Our Next Meeting:  Meetings have Moved!!  The April meeting will be held in our new location in the newly renovated Founder's Room at Chicago Union Station. The room is located in the Southwest corner of the Great Hall, sharing the same entrance with the Legacy Lounge. Years ago, this area served as the station's barber shop.

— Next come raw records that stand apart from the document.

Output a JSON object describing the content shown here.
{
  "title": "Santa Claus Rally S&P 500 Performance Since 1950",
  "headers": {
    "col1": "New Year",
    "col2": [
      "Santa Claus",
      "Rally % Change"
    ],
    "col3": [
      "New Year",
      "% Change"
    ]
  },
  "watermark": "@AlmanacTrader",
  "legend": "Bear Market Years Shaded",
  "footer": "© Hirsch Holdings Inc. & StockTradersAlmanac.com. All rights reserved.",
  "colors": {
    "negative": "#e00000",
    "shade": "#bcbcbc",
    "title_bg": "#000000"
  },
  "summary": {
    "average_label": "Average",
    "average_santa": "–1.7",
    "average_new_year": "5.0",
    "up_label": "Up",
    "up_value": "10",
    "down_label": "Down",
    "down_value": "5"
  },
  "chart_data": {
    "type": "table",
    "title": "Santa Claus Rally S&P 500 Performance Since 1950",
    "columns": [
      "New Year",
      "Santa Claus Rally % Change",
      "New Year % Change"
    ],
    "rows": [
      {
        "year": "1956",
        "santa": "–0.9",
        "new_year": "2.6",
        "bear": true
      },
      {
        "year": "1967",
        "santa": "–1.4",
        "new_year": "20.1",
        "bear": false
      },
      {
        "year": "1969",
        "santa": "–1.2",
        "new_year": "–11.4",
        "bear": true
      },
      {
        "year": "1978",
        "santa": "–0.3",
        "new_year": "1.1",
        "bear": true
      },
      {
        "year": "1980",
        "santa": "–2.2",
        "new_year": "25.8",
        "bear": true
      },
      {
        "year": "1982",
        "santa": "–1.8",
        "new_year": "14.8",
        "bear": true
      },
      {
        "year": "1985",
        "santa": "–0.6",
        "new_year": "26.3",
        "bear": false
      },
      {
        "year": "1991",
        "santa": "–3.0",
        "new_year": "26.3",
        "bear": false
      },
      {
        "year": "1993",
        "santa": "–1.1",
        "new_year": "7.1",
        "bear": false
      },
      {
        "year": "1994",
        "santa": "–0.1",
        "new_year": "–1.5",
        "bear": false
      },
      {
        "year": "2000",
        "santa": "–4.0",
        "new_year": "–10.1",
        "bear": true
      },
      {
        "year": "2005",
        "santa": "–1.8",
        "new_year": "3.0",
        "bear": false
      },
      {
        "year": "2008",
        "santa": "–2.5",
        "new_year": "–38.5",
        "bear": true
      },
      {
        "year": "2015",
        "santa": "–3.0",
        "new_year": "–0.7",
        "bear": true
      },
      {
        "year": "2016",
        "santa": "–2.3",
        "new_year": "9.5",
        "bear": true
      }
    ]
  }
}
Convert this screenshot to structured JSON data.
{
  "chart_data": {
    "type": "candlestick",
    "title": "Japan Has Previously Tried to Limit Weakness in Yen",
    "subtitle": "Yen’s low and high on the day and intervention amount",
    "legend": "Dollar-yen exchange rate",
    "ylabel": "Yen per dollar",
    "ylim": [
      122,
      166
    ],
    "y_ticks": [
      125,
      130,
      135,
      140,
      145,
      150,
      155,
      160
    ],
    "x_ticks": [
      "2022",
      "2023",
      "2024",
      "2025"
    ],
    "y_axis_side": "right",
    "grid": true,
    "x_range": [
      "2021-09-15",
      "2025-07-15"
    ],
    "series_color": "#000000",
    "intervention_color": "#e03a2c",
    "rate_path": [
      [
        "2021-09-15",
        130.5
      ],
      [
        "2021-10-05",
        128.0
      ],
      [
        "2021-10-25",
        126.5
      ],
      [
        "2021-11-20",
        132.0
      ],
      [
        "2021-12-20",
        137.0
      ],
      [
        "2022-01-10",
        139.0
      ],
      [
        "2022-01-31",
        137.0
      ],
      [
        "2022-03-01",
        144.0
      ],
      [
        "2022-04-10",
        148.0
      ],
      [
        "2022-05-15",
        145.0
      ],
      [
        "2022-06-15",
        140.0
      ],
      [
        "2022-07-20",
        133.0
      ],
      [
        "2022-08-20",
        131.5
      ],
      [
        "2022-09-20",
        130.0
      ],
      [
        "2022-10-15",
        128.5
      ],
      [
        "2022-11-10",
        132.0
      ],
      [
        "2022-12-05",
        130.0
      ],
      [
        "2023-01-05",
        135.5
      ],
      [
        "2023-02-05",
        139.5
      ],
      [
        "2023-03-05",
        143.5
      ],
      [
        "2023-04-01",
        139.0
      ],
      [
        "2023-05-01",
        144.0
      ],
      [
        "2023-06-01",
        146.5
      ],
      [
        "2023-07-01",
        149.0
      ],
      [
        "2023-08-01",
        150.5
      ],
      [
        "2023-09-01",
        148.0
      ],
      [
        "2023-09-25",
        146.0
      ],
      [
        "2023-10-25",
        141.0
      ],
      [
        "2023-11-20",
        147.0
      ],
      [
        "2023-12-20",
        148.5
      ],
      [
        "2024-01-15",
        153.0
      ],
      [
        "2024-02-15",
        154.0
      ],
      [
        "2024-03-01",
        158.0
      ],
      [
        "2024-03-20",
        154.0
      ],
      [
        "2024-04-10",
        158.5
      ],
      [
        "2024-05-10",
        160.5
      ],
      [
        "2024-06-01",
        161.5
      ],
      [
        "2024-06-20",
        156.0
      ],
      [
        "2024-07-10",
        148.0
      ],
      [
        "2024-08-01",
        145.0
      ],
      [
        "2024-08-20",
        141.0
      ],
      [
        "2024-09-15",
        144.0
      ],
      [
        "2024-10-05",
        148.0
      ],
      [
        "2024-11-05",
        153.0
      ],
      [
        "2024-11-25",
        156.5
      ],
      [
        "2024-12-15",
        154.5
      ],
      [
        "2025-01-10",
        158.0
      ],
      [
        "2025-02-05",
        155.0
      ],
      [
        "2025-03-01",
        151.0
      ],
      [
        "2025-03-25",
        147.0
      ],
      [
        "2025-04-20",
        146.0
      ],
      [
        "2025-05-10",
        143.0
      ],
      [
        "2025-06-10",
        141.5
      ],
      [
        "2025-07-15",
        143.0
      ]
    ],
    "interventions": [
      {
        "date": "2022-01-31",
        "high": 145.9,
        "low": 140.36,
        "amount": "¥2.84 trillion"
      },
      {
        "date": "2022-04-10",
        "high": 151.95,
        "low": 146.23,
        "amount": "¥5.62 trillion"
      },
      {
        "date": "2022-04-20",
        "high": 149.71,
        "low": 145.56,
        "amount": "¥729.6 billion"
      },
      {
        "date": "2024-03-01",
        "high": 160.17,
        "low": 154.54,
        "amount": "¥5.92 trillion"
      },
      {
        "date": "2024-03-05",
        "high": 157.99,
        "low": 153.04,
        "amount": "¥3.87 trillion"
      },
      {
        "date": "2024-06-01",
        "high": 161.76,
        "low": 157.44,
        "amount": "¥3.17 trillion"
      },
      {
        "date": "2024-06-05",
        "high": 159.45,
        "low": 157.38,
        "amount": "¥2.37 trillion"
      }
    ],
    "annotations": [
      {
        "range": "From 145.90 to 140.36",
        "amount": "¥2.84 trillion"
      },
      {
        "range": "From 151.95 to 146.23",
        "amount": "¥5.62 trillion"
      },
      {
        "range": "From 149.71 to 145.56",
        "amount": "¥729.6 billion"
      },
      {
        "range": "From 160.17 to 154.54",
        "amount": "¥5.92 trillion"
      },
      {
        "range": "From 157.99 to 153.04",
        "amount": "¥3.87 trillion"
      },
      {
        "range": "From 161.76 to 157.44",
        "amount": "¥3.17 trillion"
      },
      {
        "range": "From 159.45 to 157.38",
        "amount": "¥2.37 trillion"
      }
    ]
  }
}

 The Member’s Meeting will be Wednesday, April 11, 2018 at 7pm. George Hiotis will present a two part program “Suburban  Symphony” and “Towers-----The Last Outposts

 Towers, like steam locomotives, are enduring symbols of railroading. Towers – The Last Outposts posits that interlocking towers were the last holdouts in an era of encroaching automation, succumbing one-by-one. They were places where a lone employee spent an 8-hour shift, in contact only by radio with dispatchers and train crews: For that alone, I believe it to be a unique aspect of railroading. The emphasis will be on the human aspect, along with a pictorial review of the distinctive styles of towers used by various railroads, in varying moods of light. There will also be an emphasis on the anachronistic combination of 19th and 20th-century technologies at some of the locations, which, as part of far-flung, modernizing corporations, managed to survive so long. Featured will be the former B&O last string of towers in West Virginia: Martinsburg; West Cumbo; Miller and Hancock.

 Suburban Symphony is a brief survey of the New York metropolitan area rail commuter lines, with a human-interest emphasis. Included are the former Jersey Central, Erie-Lackawanna, Long Island, New Haven, New York Central and Pennsylvania railroads, plus Amtrak. The primary focus is on present-day NJ Transit operations, but some vintage equipment is also seen. Most of the musical score is classical, as "symphony" seems descriptive of the coordinated nature of the system. Symphony is in six scenes: dawn in Westfield; the Raritan Valley Line in Westfield and Fanwood; the Morris & Essex and Gladstone lines; snow; night; and an excursion on the Long Island and the former New York Central, New Haven and Pennsylvania lines. Essentially, it is a return, 45 years later, to some of the locales of the photographer's youth, seen anew with a different viewpoint born of much more experience plus advanced photo equipment. It's an ongoing "work in progress" – a journey of discovery – portraying both the frantic and tranquil moments of commuting by rail.  

The next meeting (May):

 TO BE SPECIFIC, IT WILL BE “PACIFIC”    (Program by George Strombeck, Wednesday, May 9th)

During the 1960’s there were twelve different railroads that all used the word “Pacific” in their corporate name, such as Northern Pacific, Union Pacific, and ten more with abbreviations of CP (Canada), PGE, SP, WP, NWP, PE, T&P, MP, CStP&P, and (my favorite!) CRI&P (Rock Island).  I have visited all these railroads, rode their trains, and will show my slides of their colorful passenger and freight trains!  Only the Union Pacific survives, as all the rest have either merged away or are bankrupt!